Secara legal formal, pengalihan ini tidak mengubah legalitas pemilik harta. Namun, secara materiil telah terjadi pengalihan atas penguasaan harta. Dari segi perpajakan, disinyalir terdapat praktik penghindaran pajak atas keuntungan pengalihan harta tersebut.

Dalam perkembangannya, pengalihan harta secara tidak langsung terjadi secara bertingkat, melalui penjualan saham perusahaan intermediary di negara lainnya.

Sebagai ilustrasi, X Corp. di Jepang menjual kepemilikan saham Y Pty. di Singapura. Kondisinya, Y Pty. memiliki PT Z yang mengusai harta tak bergerak di Indonesia. Nilai keuntungan atas penjualan saham intermediary secara tidak langsung dikontribusikan oleh kinerja harta yang berlokasi di Indonesia.

Ekonomi global memberikan keleluasaan bagi multinational company (MNC) untuk melakukan aksi korporasi ini melalui perusahaan intermediary di negara yang memberikan beragam insentif perpajakan seperti Hong Kong dan Singapura. Sejatinya, hak pemajakan atas keuntungan pengalihan harta tak bergerak dimiliki oleh negara tempat harta berlokasi.

Namun, melalui skema tadi, keuntungan tesebut tidak dapat dipajaki negara sumber.
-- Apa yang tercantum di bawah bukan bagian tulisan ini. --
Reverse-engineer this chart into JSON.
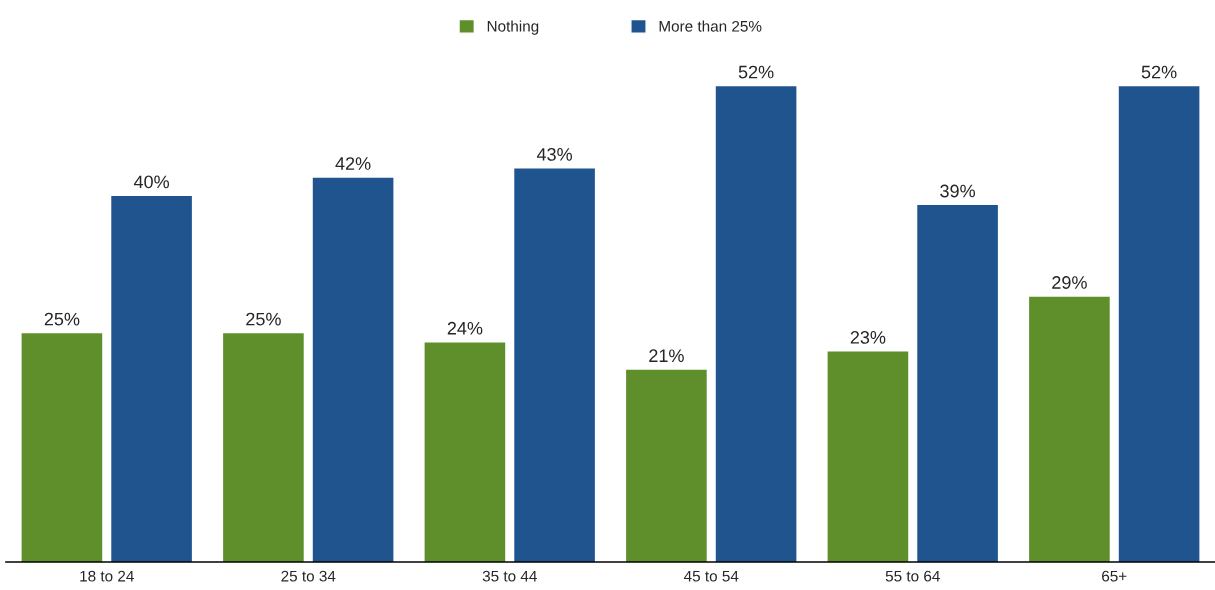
{
  "chart_data": {
    "type": "bar",
    "categories": [
      "18 to 24",
      "25 to 34",
      "35 to 44",
      "45 to 54",
      "55 to 64",
      "65+"
    ],
    "series": [
      {
        "name": "Nothing",
        "color": "#5f8f2a",
        "values": [
          25,
          25,
          24,
          21,
          23,
          29
        ],
        "value_labels": [
          "25%",
          "25%",
          "24%",
          "21%",
          "23%",
          "29%"
        ]
      },
      {
        "name": "More than 25%",
        "color": "#1f548e",
        "values": [
          40,
          42,
          43,
          52,
          39,
          52
        ],
        "value_labels": [
          "40%",
          "42%",
          "43%",
          "52%",
          "39%",
          "52%"
        ]
      }
    ],
    "legend": "top",
    "grid": false
  }
}
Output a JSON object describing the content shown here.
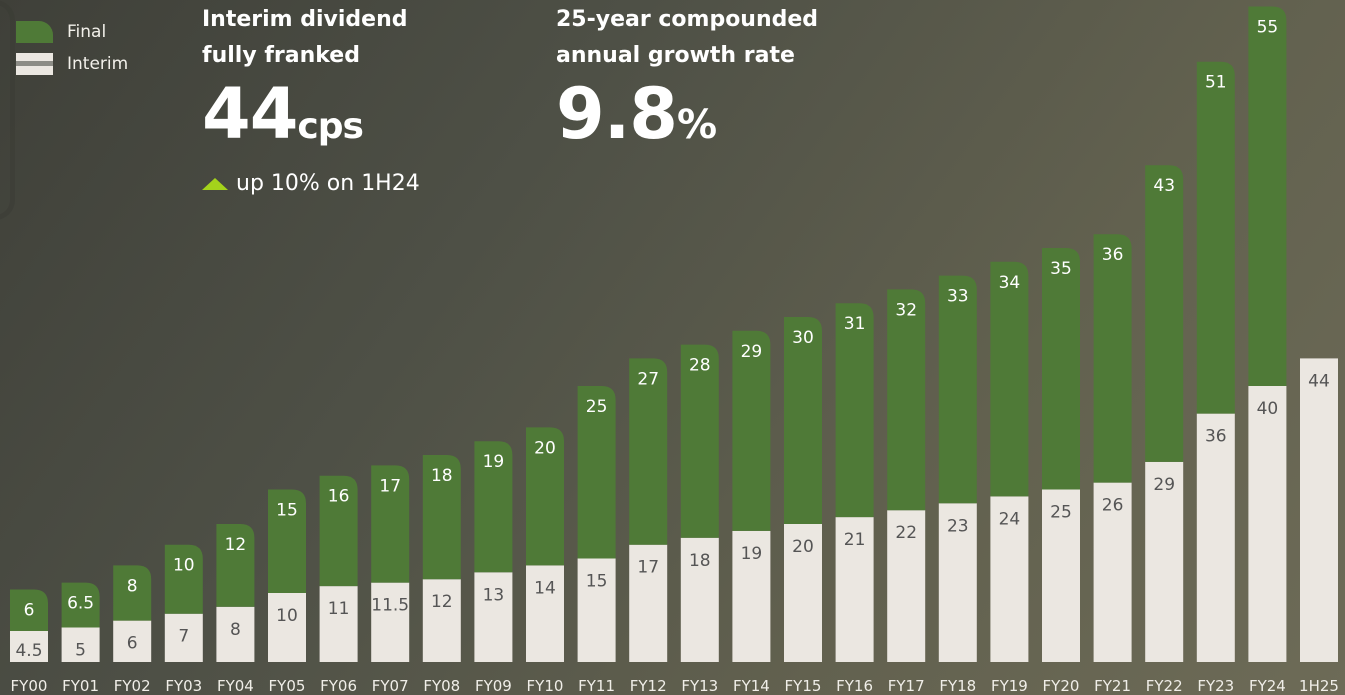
{
  "legend": {
    "final_label": "Final",
    "interim_label": "Interim"
  },
  "stat_interim": {
    "line1": "Interim dividend",
    "line2": "fully franked",
    "value": "44",
    "unit": "cps",
    "note": "up 10% on 1H24"
  },
  "stat_cagr": {
    "line1": "25-year compounded",
    "line2": "annual growth rate",
    "value": "9.8",
    "unit": "%"
  },
  "colors": {
    "final": "#4f7a37",
    "interim": "#ebe7e1",
    "final_label": "#ffffff",
    "interim_label": "#555555",
    "accent_triangle": "#a4d31b"
  },
  "chart_data": {
    "type": "bar",
    "stacked": true,
    "categories": [
      "FY00",
      "FY01",
      "FY02",
      "FY03",
      "FY04",
      "FY05",
      "FY06",
      "FY07",
      "FY08",
      "FY09",
      "FY10",
      "FY11",
      "FY12",
      "FY13",
      "FY14",
      "FY15",
      "FY16",
      "FY17",
      "FY18",
      "FY19",
      "FY20",
      "FY21",
      "FY22",
      "FY23",
      "FY24",
      "1H25"
    ],
    "series": [
      {
        "name": "Interim",
        "values": [
          4.5,
          5,
          6,
          7,
          8,
          10,
          11,
          11.5,
          12,
          13,
          14,
          15,
          17,
          18,
          19,
          20,
          21,
          22,
          23,
          24,
          25,
          26,
          29,
          36,
          40,
          44
        ]
      },
      {
        "name": "Final",
        "values": [
          6,
          6.5,
          8,
          10,
          12,
          15,
          16,
          17,
          18,
          19,
          20,
          25,
          27,
          28,
          29,
          30,
          31,
          32,
          33,
          34,
          35,
          36,
          43,
          51,
          55,
          null
        ]
      }
    ],
    "labels": {
      "Interim": [
        "4.5",
        "5",
        "6",
        "7",
        "8",
        "10",
        "11",
        "11.5",
        "12",
        "13",
        "14",
        "15",
        "17",
        "18",
        "19",
        "20",
        "21",
        "22",
        "23",
        "24",
        "25",
        "26",
        "29",
        "36",
        "40",
        "44"
      ],
      "Final": [
        "6",
        "6.5",
        "8",
        "10",
        "12",
        "15",
        "16",
        "17",
        "18",
        "19",
        "20",
        "25",
        "27",
        "28",
        "29",
        "30",
        "31",
        "32",
        "33",
        "34",
        "35",
        "36",
        "43",
        "51",
        "55",
        ""
      ]
    },
    "ylim": [
      0,
      95
    ],
    "grid": false
  }
}
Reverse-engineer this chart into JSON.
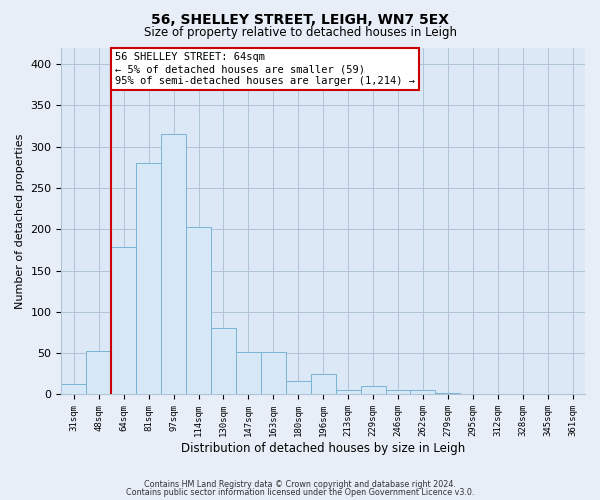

Skema ini juga dipotret sebagai aksi penghindaran pajak oleh OECD. MNC dimaknai mengalihkan harta tak gerak yang berada di bawah penguasaannya.

Pada 2017, sebagai bagian BEPS Action 15, OECD mengembangkan Multilateral Convention to Implement Tax Treaty Related Measures to Prevent Base Erosion and Profit Shifting (MLI) yang telah disepakati negara-negara di dunia termasuk Indonesia.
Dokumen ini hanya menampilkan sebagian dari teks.